「キックの鬼」こと沢村忠を生んだ“名プロモーター”野口修
2021年3月26日。キックボクシングの第一人者にして昭和の格闘技界のスーパースター、沢村忠が千葉県内の病院で亡くなった。享年78。
代名詞ともなった必殺技「真空飛び膝蹴り」で敵をなぎ倒し、本人を主人公にしたコミック「キックの鬼」(原作・梶原一騎/漫画・中城けんたろう)は実際の活躍と同時進行で連載され、アニメにまでなった。実在の人物がアニメと同時進行で活躍した事例など、それまであっただろうか。
「YKKアワー・キックボクシング中継」(TBS系)は毎週20%超えの高視聴率をマークし、沢村忠は時代のアイコンとなった。正真正銘、社会現象にほかならず、“沢村狂騒曲”が奏でられていたのだ。
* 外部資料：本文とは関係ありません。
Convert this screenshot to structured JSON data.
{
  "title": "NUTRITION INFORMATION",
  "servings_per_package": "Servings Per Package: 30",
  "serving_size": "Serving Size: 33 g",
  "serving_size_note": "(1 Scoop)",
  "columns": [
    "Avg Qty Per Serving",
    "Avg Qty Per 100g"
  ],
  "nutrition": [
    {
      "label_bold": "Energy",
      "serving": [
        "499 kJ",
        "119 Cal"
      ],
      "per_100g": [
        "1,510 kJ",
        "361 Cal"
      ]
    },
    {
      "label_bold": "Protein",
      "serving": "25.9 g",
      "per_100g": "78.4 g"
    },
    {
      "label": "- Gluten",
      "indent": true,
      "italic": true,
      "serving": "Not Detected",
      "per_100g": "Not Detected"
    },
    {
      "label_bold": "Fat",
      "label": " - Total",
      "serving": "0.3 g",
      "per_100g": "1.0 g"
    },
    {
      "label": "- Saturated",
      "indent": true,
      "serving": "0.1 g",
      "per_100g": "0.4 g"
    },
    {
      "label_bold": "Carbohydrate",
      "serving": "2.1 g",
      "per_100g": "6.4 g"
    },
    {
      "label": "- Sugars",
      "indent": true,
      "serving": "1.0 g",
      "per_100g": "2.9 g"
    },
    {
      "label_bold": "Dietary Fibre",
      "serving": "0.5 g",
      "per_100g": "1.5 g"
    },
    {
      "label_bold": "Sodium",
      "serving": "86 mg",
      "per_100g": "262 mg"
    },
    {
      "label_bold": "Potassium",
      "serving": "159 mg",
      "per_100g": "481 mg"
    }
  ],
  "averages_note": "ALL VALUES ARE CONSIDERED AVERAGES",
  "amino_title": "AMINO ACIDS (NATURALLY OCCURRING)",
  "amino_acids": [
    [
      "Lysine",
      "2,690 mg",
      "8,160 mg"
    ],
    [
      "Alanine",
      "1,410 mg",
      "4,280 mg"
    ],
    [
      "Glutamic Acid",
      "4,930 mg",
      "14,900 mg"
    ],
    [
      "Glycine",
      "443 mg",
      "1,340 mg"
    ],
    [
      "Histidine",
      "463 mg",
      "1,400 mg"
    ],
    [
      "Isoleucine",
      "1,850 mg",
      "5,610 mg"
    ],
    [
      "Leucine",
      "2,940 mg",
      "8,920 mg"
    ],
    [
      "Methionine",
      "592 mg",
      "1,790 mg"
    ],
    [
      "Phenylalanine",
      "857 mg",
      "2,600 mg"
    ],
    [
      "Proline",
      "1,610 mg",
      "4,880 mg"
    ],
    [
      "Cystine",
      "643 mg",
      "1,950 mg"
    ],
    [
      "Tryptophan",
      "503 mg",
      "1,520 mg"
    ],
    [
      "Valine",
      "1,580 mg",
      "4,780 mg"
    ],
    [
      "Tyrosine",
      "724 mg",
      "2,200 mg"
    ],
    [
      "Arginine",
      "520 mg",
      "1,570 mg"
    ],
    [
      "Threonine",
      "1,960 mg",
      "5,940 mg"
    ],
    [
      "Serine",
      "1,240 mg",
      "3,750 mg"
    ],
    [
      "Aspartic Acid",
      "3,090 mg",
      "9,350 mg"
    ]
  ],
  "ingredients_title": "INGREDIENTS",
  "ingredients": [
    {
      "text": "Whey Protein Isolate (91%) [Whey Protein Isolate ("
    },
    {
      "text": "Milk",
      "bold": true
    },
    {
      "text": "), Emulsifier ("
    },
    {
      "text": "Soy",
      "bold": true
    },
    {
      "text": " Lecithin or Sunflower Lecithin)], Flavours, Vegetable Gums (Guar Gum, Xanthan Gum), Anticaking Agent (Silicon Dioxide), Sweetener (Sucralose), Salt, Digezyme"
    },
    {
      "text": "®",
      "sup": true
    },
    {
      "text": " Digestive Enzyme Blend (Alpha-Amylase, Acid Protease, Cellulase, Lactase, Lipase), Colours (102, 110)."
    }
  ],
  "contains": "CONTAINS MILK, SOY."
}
いずれの狂騒曲と同じく、沢村にも指揮者がいたことを忘れてはならない。それが、昭和のプロモーター、野口修である。
■格闘技プロモーターのパイオニア
「ライオン」の異名を取った黎明期の人気ボクサー・野口進の長男として1934年1月24日出生。大学卒業後、家業の野口拳闘クラブのマネジャーとして、三迫仁志の東洋タイトルマッチや、弟の野口恭の世界タイトルマッチを取り仕切った。しかし、世界戦のプロモートにおける資金調達が外為法違反に問われ逮捕。マッチメークを請け負っていたNET(現・テレビ朝日)の「ゴールデン・ボクシング」からパージ(疎外)され、資金繰りに困ったことが、客気な彼を旧態依然のボクシング界から引き離し、新たな道に進ませることになる。